Create new label for blocking deployments and feature-flags
Problem Statement
When a change request has steps that are complete, but requires lengthy periods of time where verification is to be completed, I think we should consider a special label to be applied in those situations. Currently a C2 change that is active blocks deployments. As teamDelivery ramps up on deploying as frequently as possible, this becomes cumbersome if the issue has a long tail as Release Managers must ask for approval from the EOC for each deploy.
During incidents that are high severity, but do not impact deployments, example: https://gitlab.com/gitlab-com/gl-infra/production/-/issues/6709, we work around deployment blockers by either asking the EOC (which has itself become laborious) or we intentionally downgrade the severity of the incident.
Current Process
release-tools contains a production check that does the following:
- checks for active S1/S2 incidents
- checks for active C1/C2 change requests
- active deployments
If no incidents/change requests/deployments are found, release-tools will post a message indicating such - notifying the Release Manager is all clear to proceed. If ANY of the above are found, the release manager is notified of what it finds. From here, Release Managers may simply hold off on deploying if an active deploy is found.
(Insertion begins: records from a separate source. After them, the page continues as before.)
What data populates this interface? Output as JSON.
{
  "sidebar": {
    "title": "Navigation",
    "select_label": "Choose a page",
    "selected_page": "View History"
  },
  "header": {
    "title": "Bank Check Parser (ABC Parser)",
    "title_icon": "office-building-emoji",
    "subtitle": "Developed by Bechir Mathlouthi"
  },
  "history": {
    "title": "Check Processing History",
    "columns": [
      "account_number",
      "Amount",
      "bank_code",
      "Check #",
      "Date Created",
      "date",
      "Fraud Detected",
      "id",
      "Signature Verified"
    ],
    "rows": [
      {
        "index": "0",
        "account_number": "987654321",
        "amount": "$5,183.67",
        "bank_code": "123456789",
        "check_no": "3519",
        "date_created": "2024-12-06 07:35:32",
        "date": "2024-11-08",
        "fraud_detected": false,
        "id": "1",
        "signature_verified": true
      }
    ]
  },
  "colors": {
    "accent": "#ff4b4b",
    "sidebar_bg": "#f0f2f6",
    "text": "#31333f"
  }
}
For active Change Requests and Incidents, unless it is obviously clear, we will then ask for permission to bypass the check, normally by asking the current EOC. If permission is granted, Release Managers utilize a special chatops command that bypasses the checks, it'll write a statement out on the release issue for that month and we must also ask that the EOC to provide confirmation of the override on that same comment from our tooling.
Examples:
- When things are all OK: gitlab-org/release/tasks#3638 (comment 890900809)
- When things go wrong: gitlab-org/release/tasks#3638 (comment 891324625)
Proposal
- Eliminate the S1/S2 and change issue check, replacing it with new single label, something such as
blocks deployments - Use the new label
blocks deploymentsas defaults for severity1 and severity2 incidents as well as C1 and C2 change requests - Create two labels, one for feature-flags and one for deployments
- Modify our policy such that the removal of said label, or the addition of said labels provides the reasoning
Doing so should eliminate some of the overhead required for both EOC's and RM's and streamline this procedure to make it easier for all parties involved.